Sur son site, EVGA propose désormais un kit d’optimisation thermique qui consiste à la mise à disposition gratuite de pads thermiques, avec une version du BIOS retravaillée pour toutes les déclinations de cartes vendues par la marque (et elles sont nombreuses). De quoi apporter une solution pour les convertisseurs de tension, qui ne sont pas refroidis de manière appropriée. Pour ceux qui n’ont pas envie de sortir les ciseaux et le tournevis, EVGA indique sur sa page web les coordonnées d’un service de montage.
Le kit de pads thermiques est disponible en Europe depuis cette semaine. Nous avons attendu jusque-là pour publier ce deuxième test afin d’utiliser les pads fournis par EVGA. Nos mesures reflètent donc le plus fidèlement possible l’amélioration attendue.

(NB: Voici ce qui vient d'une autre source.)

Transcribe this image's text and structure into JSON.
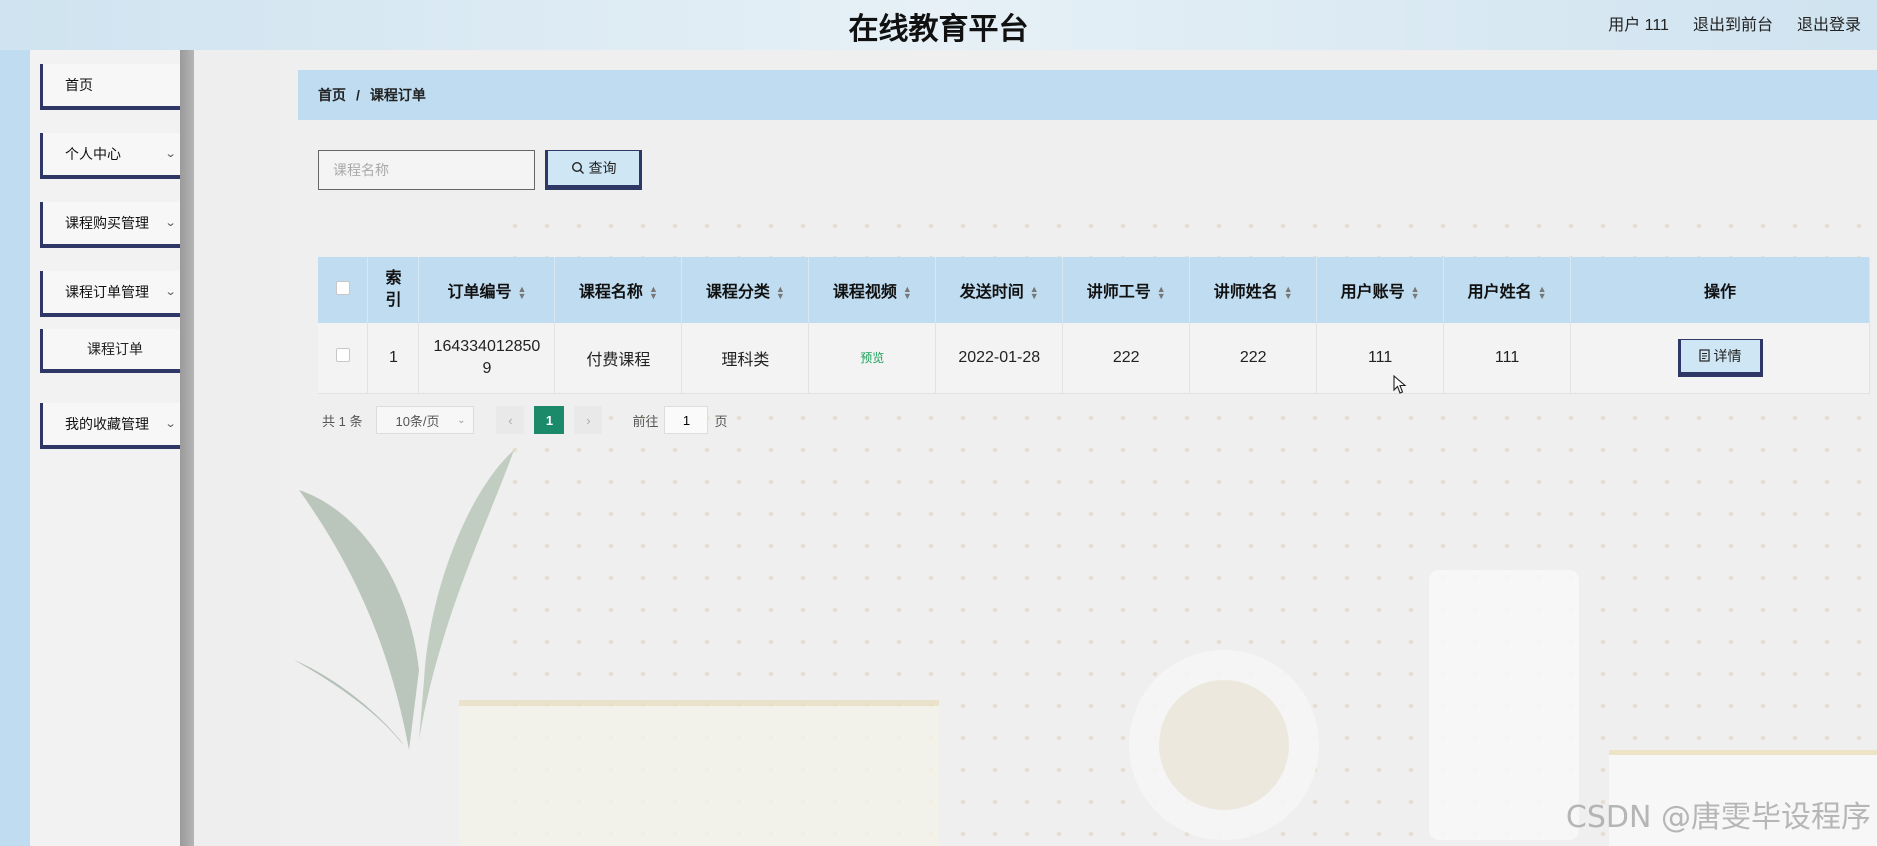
{
  "header": {
    "title": "在线教育平台",
    "user_label": "用户 111",
    "back_to_front": "退出到前台",
    "logout": "退出登录"
  },
  "sidebar": {
    "items": [
      {
        "label": "首页"
      },
      {
        "label": "个人中心"
      },
      {
        "label": "课程购买管理"
      },
      {
        "label": "课程订单管理"
      },
      {
        "label": "课程订单"
      },
      {
        "label": "我的收藏管理"
      }
    ]
  },
  "breadcrumb": {
    "home": "首页",
    "separator": "/",
    "current": "课程订单"
  },
  "search": {
    "placeholder": "课程名称",
    "button_label": "查询"
  },
  "table": {
    "columns": [
      "索引",
      "订单编号",
      "课程名称",
      "课程分类",
      "课程视频",
      "发送时间",
      "讲师工号",
      "讲师姓名",
      "用户账号",
      "用户姓名",
      "操作"
    ],
    "rows": [
      {
        "index": "1",
        "order_no": "1643340128509",
        "course_name": "付费课程",
        "category": "理科类",
        "video": "预览",
        "send_time": "2022-01-28",
        "teacher_id": "222",
        "teacher_name": "222",
        "user_account": "111",
        "user_name": "111",
        "action": "详情"
      }
    ]
  },
  "pagination": {
    "total": "共 1 条",
    "page_size": "10条/页",
    "current_page": "1",
    "goto_prefix": "前往",
    "goto_value": "1",
    "goto_suffix": "页"
  },
  "watermark": "CSDN @唐雯毕设程序",
  "colors": {
    "accent": "#bfdcf0",
    "border_dark": "#2e3766",
    "pager_active": "#1a8a6a"
  }
}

Pour être le plus précis possibles dans nos mesures, nous avons ménagé au niveau des deux zones les plus chaudes deux trous dans la plaque arrière qui nous permettent de relever avec la caméra infrarouge la température directement au niveau du PCB. Comme on utilise la même carte que sur notre test initial, les résultats sont directement comparables.

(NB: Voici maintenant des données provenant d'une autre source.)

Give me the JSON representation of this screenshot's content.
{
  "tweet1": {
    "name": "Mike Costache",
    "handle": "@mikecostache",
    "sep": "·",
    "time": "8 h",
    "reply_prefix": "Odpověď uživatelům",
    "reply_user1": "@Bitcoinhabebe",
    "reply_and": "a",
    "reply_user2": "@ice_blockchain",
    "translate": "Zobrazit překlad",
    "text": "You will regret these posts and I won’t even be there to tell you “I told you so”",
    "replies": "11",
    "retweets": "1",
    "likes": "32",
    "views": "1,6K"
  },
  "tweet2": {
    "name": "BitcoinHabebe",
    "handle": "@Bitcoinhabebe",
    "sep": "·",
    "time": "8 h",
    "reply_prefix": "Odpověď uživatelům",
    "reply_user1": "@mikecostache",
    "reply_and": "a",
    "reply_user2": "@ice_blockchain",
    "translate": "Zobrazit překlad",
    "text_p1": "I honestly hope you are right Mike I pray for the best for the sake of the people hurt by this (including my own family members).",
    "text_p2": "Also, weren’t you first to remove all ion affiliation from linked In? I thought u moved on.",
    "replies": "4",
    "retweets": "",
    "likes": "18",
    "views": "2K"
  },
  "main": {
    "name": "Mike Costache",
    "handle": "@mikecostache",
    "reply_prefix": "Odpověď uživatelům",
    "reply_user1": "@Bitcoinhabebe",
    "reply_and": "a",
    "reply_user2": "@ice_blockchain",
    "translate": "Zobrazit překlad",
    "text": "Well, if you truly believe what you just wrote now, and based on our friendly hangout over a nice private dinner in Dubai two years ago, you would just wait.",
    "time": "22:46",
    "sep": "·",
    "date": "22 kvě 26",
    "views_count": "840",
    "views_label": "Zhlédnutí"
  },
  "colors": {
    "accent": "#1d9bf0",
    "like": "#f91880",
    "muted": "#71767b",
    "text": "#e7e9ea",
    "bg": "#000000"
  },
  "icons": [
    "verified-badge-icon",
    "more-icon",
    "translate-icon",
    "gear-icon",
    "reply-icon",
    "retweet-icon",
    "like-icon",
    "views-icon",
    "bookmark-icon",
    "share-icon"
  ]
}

Nous utilisons notre protocole de test standard décrit en détail dans cette revue de cartes. On peut donc comparer les résultats sans réserves.

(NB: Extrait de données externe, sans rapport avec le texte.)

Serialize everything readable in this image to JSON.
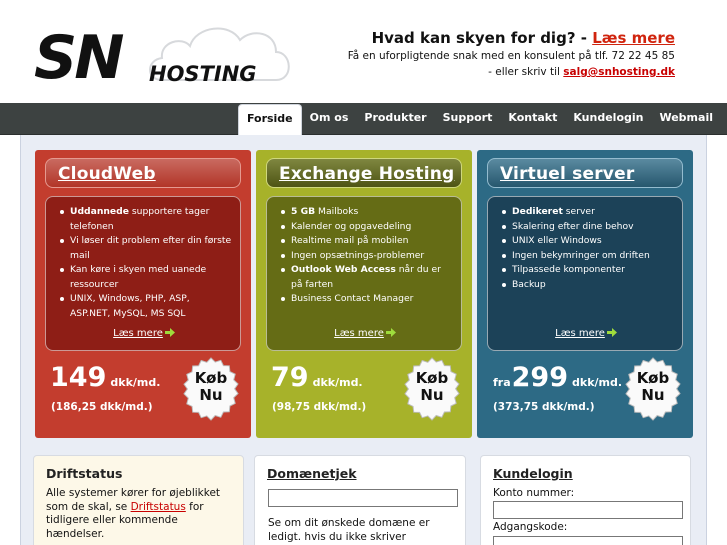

Un problème aussi au niveau des modules mémoire ?
Des images sont apparues sur les forums montrant un espace entre les pads thermiques originaux collés à la plaque de dissipation et les modules mémoire. Nous avons essayé de reproduire ce test sur plusieurs EVGA GeForce GTX 1080 FTW avec l’aide d’autres utilisateurs. Dans tous les cas, nous avons obtenu la photo suivante, qui ne laisse apparaitre aucun espace entre les pads et les modules :
Les pads étaient donc correctement posés, cependant, les marques laissées par les modules sur les pads n’était pas vraiment marquées. Les photos apparues sur le net montrent que les pads sont collés à la plaque de dissipation avant, et que l’espace est donc situé entre le pad et le module mémoire.
C’est assez étonnant quand on sait de quelle manière une carte graphique est assemblée. Sur la chaine de montage, les pads sont tout d’abord collés aux puces de mémoire. Les plaques de dissipation avant et la plaque arrière viennent ensuite. Si un pad se retrouve donc sur plaque de dissipation, il faut qu’il ait déjà été en contact avec la plaque !
Si on retire la plaque arrière on découvre des vis qui fixent la plaque avant au PCB. Si on ôte ces dernières, la plaque avant se courbe légèrement et on peut observer la formation de légers interstices. Supposons qu’on remonte la carte en commençant par la plaque arrière, on oublierait donc ces vis de fixation additionnelles, ce qui pourrait expliquer le problème rapporté sur les forums.
Une autre explication possible pour les GeForce GTX 1070 serait la différence de hauteur entre les puces mémoire GDDR5 et les puces de GDDR5X, ou encore le changement de fournisseur : les marges d’erreurs de Samsung ne seraient pas les mêmes que celles de Micron. Tout cela est à prendre au conditionnel, mais comme les pads des modules mémoire sont conçus pour être aussi fins que possible, cette hypothèse reste envisageable.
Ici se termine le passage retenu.